NABU-Präsident Olaf Tschimpke nennt das Erreichte ein „wichtiges Signal“ und begrüßt die Zielstellung der Erderwärmung auf max. 1,5 °C. Allerdings mahnt er auch die Realität an. Würden man die Vorschläge und Maßnahmen so umsetzen, wie sie in den bisher freiwillig vorgelegten Papieren stehen, so würde man den Temperaturanstieg auf max. 2,7 °C, also rund den doppelten Wert,  begrenzen. Zwischen den beiden Werten liegen aber ökologisch betrachtet Welten. Ebenfalls wird die Dauer bis zur ersten Kontrolle der Klimaziele und von eventuellen Korrekturen bemängelt. 2023 sei eindeutig zu spät laut Tschimpke. Dem nächsten Kritikpunkt kann ich mich anschließen. Das kleine Wörtchen „Dekarbonsierung“ fehlt. Somit lässt man sich die Chance auf eine 100%-ige auf erneuerbare Energien (naturverträglich lasse sich absichtlich weg) basierende Energiewende entgehen. Die stattdessen gewählte Phrase „Balance zwischen Emissionen und Senken“ lässt deutlich mehr Interpretationsspielraum und wird wohl nicht ganz ohne Blick auf die Lobby gewählt wurden sein. Größtes Manko allerdings ist das Fehlen von Luft- und Schiffsverkehr. Der Klimaausstoß aus diesen internationalen Sparten wurde gänzlich außen vor gelassen. Verwunderlich da diesen Branchen deutliches Wachstum vorhergesagt wird und sie schon heute so viele Emissionen erzeugen wie die gesamte Bundesrepublik. Die ausführliche Meldung seitens NABU gibt es hier.

Bund für Umwelt und Naturschutz Deutschland (BUND)

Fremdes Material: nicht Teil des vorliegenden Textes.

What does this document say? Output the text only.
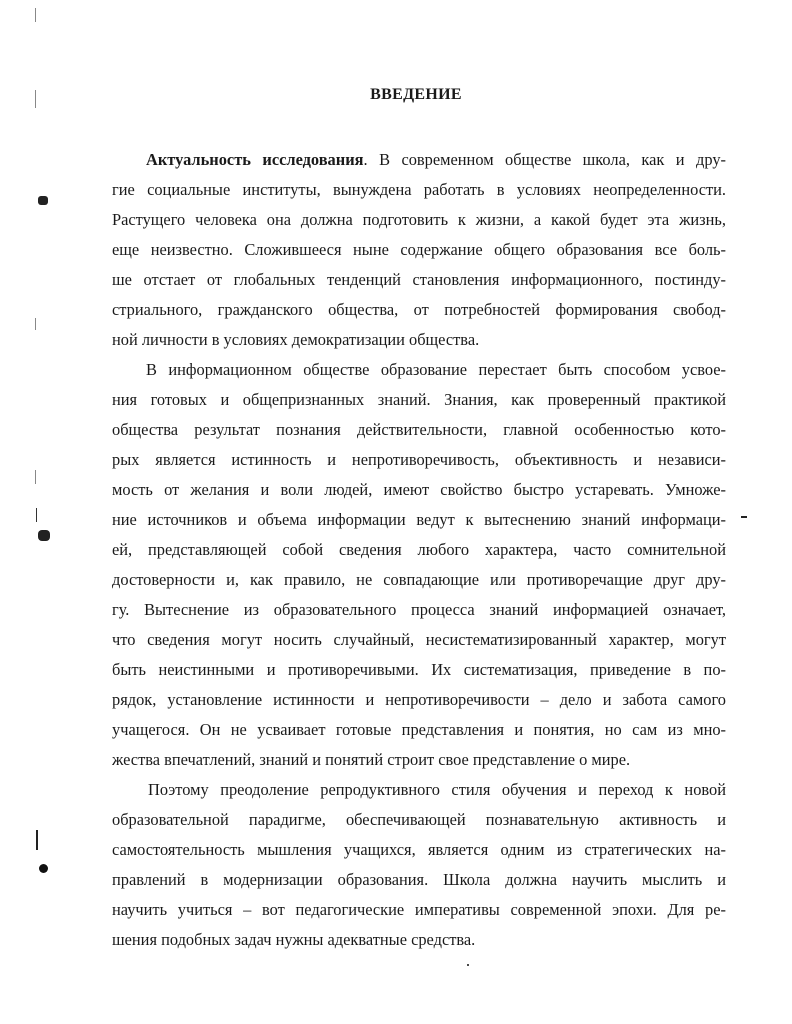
ВВЕДЕНИЕ
Актуальность исследования. В современном обществе школа, как и дру-
гие социальные институты, вынуждена работать в условиях неопределенности.
Растущего человека она должна подготовить к жизни, а какой будет эта жизнь,
еще неизвестно. Сложившееся ныне содержание общего образования все боль-
ше отстает от глобальных тенденций становления информационного, постинду-
стриального, гражданского общества, от потребностей формирования свобод-
ной личности в условиях демократизации общества.
В информационном обществе образование перестает быть способом усвое-
ния готовых и общепризнанных знаний. Знания, как проверенный практикой
общества результат познания действительности, главной особенностью кото-
рых является истинность и непротиворечивость, объективность и независи-
мость от желания и воли людей, имеют свойство быстро устаревать. Умноже-
ние источников и объема информации ведут к вытеснению знаний информаци-
ей, представляющей собой сведения любого характера, часто сомнительной
достоверности и, как правило, не совпадающие или противоречащие друг дру-
гу. Вытеснение из образовательного процесса знаний информацией означает,
что сведения могут носить случайный, несистематизированный характер, могут
быть неистинными и противоречивыми. Их систематизация, приведение в по-
рядок, установление истинности и непротиворечивости – дело и забота самого
учащегося. Он не усваивает готовые представления и понятия, но сам из мно-
жества впечатлений, знаний и понятий строит свое представление о мире.
Поэтому преодоление репродуктивного стиля обучения и переход к новой
образовательной парадигме, обеспечивающей познавательную активность и
самостоятельность мышления учащихся, является одним из стратегических на-
правлений в модернизации образования. Школа должна научить мыслить и
научить учиться – вот педагогические императивы современной эпохи. Для ре-
шения подобных задач нужны адекватные средства.
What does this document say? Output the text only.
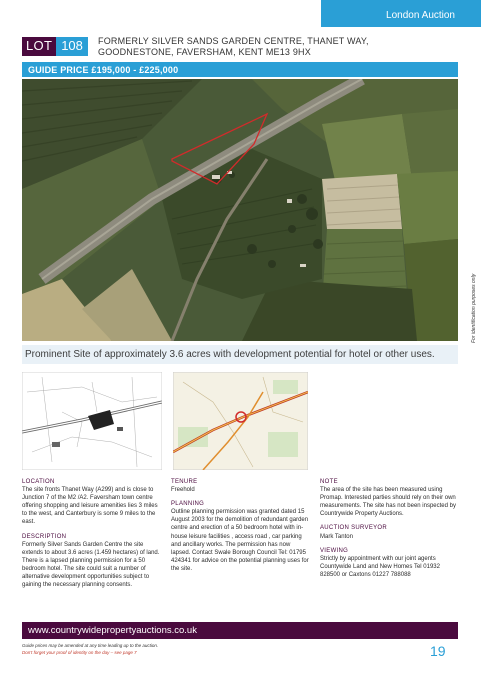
London Auction
LOT 108	FORMERLY SILVER SANDS GARDEN CENTRE, THANET WAY, GOODNESTONE, FAVERSHAM, KENT ME13 9HX
GUIDE PRICE £195,000 - £225,000
For identification purposes only
Prominent Site of approximately 3.6 acres with development potential for hotel or other uses.
LOCATION

The site fronts Thanet Way (A299) and is close to Junction 7 of the M2 /A2. Faversham town centre offering shopping and leisure amenities lies 3 miles to the west, and Canterbury is some 9 miles to the east.

DESCRIPTION

Formerly Silver Sands Garden Centre the site extends to about 3.6 acres (1.459 hectares) of land. There is a lapsed planning permission for a 50 bedroom hotel. The site could suit a number of alternative development opportunities subject to gaining the necessary planning consents.

TENURE

Freehold

PLANNING

Outline planning permission was granted dated 15 August 2003 for the demolition of redundant garden centre and erection of a 50 bedroom hotel with in-house leisure facilities , access road , car parking and ancillary works. The permission has now lapsed. Contact Swale Borough Council Tel: 01795 424341 for advice on the potential planning uses for the site.

NOTE

The area of the site has been measured using Promap. Interested parties should rely on their own measurements. The site has not been inspected by Countrywide Property Auctions.

AUCTION SURVEYOR

Mark Tanton

VIEWING

Strictly by appointment with our joint agents Countywide Land and New Homes Tel 01932 828500 or Caxtons 01227 788088

www.countrywidepropertyauctions.co.uk
Guide prices may be amended at any time leading up to the auction.
Don't forget your proof of identity on the day – see page 7	19
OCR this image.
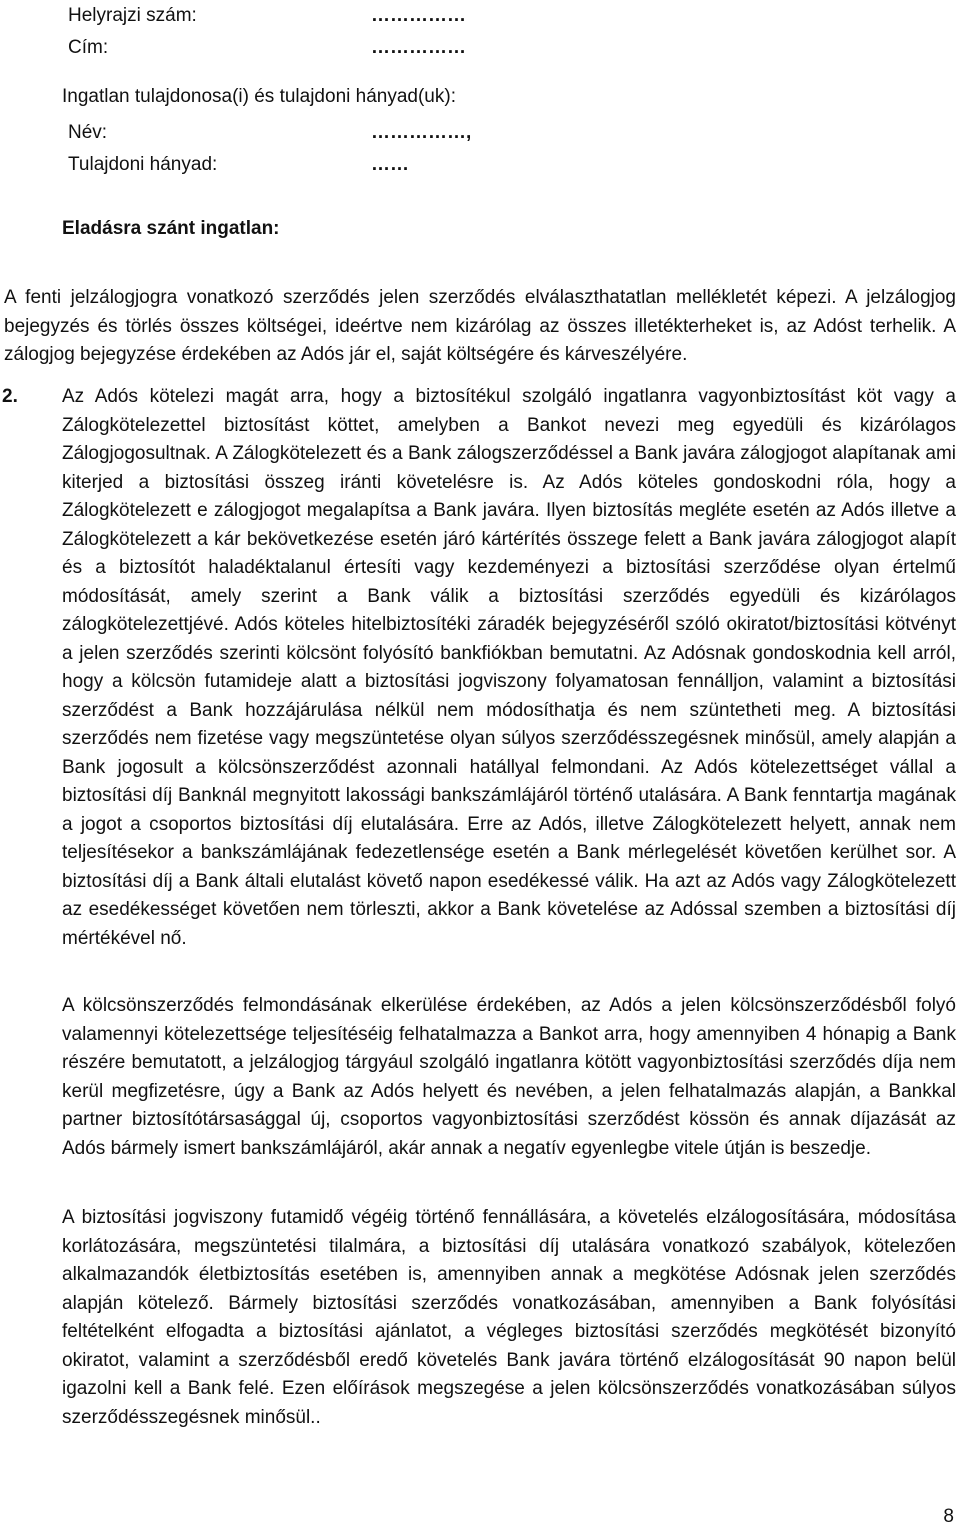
Helyrajzi szám:	……………
Cím:	……………
Ingatlan tulajdonosa(i) és tulajdoni hányad(uk):
Név:	……………,
Tulajdoni hányad:	……
Eladásra szánt ingatlan:

A fenti jelzálogjogra vonatkozó szerződés jelen szerződés elválaszthatatlan mellékletét képezi. A jelzálogjog bejegyzés és törlés összes költségei, ideértve nem kizárólag az összes illetékterheket is, az Adóst terhelik. A zálogjog bejegyzése érdekében az Adós jár el, saját költségére és kárveszélyére.

2. Az Adós kötelezi magát arra, hogy a biztosítékul szolgáló ingatlanra vagyonbiztosítást köt vagy a Zálogkötelezettel biztosítást köttet, amelyben a Bankot nevezi meg egyedüli és kizárólagos Zálogjogosultnak. A Zálogkötelezett és a Bank zálogszerződéssel a Bank javára zálogjogot alapítanak ami kiterjed a biztosítási összeg iránti követelésre is. Az Adós köteles gondoskodni róla, hogy a Zálogkötelezett e zálogjogot megalapítsa a Bank javára. Ilyen biztosítás megléte esetén az Adós illetve a Zálogkötelezett a kár bekövetkezése esetén járó kártérítés összege felett a Bank javára zálogjogot alapít és a biztosítót haladéktalanul értesíti vagy kezdeményezi a biztosítási szerződése olyan értelmű módosítását, amely szerint a Bank válik a biztosítási szerződés egyedüli és kizárólagos zálogkötelezettjévé. Adós köteles hitelbiztosítéki záradék bejegyzéséről szóló okiratot/biztosítási kötvényt a jelen szerződés szerinti kölcsönt folyósító bankfiókban bemutatni. Az Adósnak gondoskodnia kell arról, hogy a kölcsön futamideje alatt a biztosítási jogviszony folyamatosan fennálljon, valamint a biztosítási szerződést a Bank hozzájárulása nélkül nem módosíthatja és nem szüntetheti meg. A biztosítási szerződés nem fizetése vagy megszüntetése olyan súlyos szerződésszegésnek minősül, amely alapján a Bank jogosult a kölcsönszerződést azonnali hatállyal felmondani. Az Adós kötelezettséget vállal a biztosítási díj Banknál megnyitott lakossági bankszámlájáról történő utalására. A Bank fenntartja magának a jogot a csoportos biztosítási díj elutalására. Erre az Adós, illetve Zálogkötelezett helyett, annak nem teljesítésekor a bankszámlájának fedezetlensége esetén a Bank mérlegelését követően kerülhet sor. A biztosítási díj a Bank általi elutalást követő napon esedékessé válik. Ha azt az Adós vagy Zálogkötelezett az esedékességet követően nem törleszti, akkor a Bank követelése az Adóssal szemben a biztosítási díj mértékével nő.

A kölcsönszerződés felmondásának elkerülése érdekében, az Adós a jelen kölcsönszerződésből folyó valamennyi kötelezettsége teljesítéséig felhatalmazza a Bankot arra, hogy amennyiben 4 hónapig a Bank részére bemutatott, a jelzálogjog tárgyául szolgáló ingatlanra kötött vagyonbiztosítási szerződés díja nem kerül megfizetésre, úgy a Bank az Adós helyett és nevében, a jelen felhatalmazás alapján, a Bankkal partner biztosítótársasággal új, csoportos vagyonbiztosítási szerződést kössön és annak díjazását az Adós bármely ismert bankszámlájáról, akár annak a negatív egyenlegbe vitele útján is beszedje.

A biztosítási jogviszony futamidő végéig történő fennállására, a követelés elzálogosítására, módosítása korlátozására, megszüntetési tilalmára, a biztosítási díj utalására vonatkozó szabályok, kötelezően alkalmazandók életbiztosítás esetében is, amennyiben annak a megkötése Adósnak jelen szerződés alapján kötelező. Bármely biztosítási szerződés vonatkozásában, amennyiben a Bank folyósítási feltételként elfogadta a biztosítási ajánlatot, a végleges biztosítási szerződés megkötését bizonyító okiratot, valamint a szerződésből eredő követelés Bank javára történő elzálogosítását 90 napon belül igazolni kell a Bank felé. Ezen előírások megszegése a jelen kölcsönszerződés vonatkozásában súlyos szerződésszegésnek minősül..

8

Der Vorsitzende Hubert Weiger hat in den letzten Tagen bereits deutliche Worte zum Klimaabkommen gefunden. In einem der letzten Beiträge bin ich u.a. darauf eingegangen. Schaut man sich die Statements seitens BUND zu dem Thema an, so wirkt hier der Ton schärfer als anderswo. Weiger beklagt die Unentschlossenheit und fehlende Konsequenz hinsichtlich der Abhängigkeit der Welt von Kohle, Öl und Gas. Bei aller Kritik sind auch positive Worte angebracht. Die Welt hat nun aus Sicht des BUND ein Werkzeug um die Arbeiten nun effektiv fortführen zu können. Besonderer Dank gilt dabei unserer Bundesumweltministerin Hendricks, die sich aktiv für das 1,5 Grad-Ziel eingesetzt hat. Meine Meinung: Ihr direkter Amtsvorgänger hätte es verkackt. Allerdings müssen die deutschen Klimaziele angepasst und nachgebessert werden. Laut BUND bietet das Abkommen keine Garantie zur Begrenzung der Erderwärmung aber es motoviert zu mehr Eile beim Klimaschutz. Die ausführliche Meldung seitens BUND gibt es hier.

Germanwatch

Der Artikel von Germanwatch klingt sehr euphorisch und wohlwollend dem Klimaabkommen gegenüber. Wie die beiden Vorgänger wird auch hier das entschlossene Zusammenwirken (zumindest auf dem Papier) gelobt. Auch betrachtet man das Abkommen als Symbol für Kooperation und Transformation. Nicht ganz so kritisch schein man das 2 °C anstatt des 1,5 °C-Ziels zu sehen. Man ist sich aber auch bei Germanwatch der Tatsache bewusst, dass es nun an der Zeit ist zu handeln. Unternehmen müssen mit ins Boot geholt und Investitionen getroffen werden. Ebenfalls wird hier auf die Rolle der wirtschaftlich schwächeren Länder hingewiesen. Der Chef von Germanwatch Christoph Bals würdigt auch die Rolle der deutschen Delegation. So sei ihre Arbeit sehr konstruktiv gewesen und habe so manches möglich gemacht. Wichtig und richtig ist in meinen Augen auch die Rolle der EU, welche in dem Artikel deutlich angesprochen wird. Diese muss eine Investitionsoffensive hinsichtlich Energieeffizienz  sowie eine Verschärfung der eigenen Klimaziele für 2020 und 2030 angehen und durchsetzen. Die ausführliche Meldung seitens Germanwatch gibt es hier.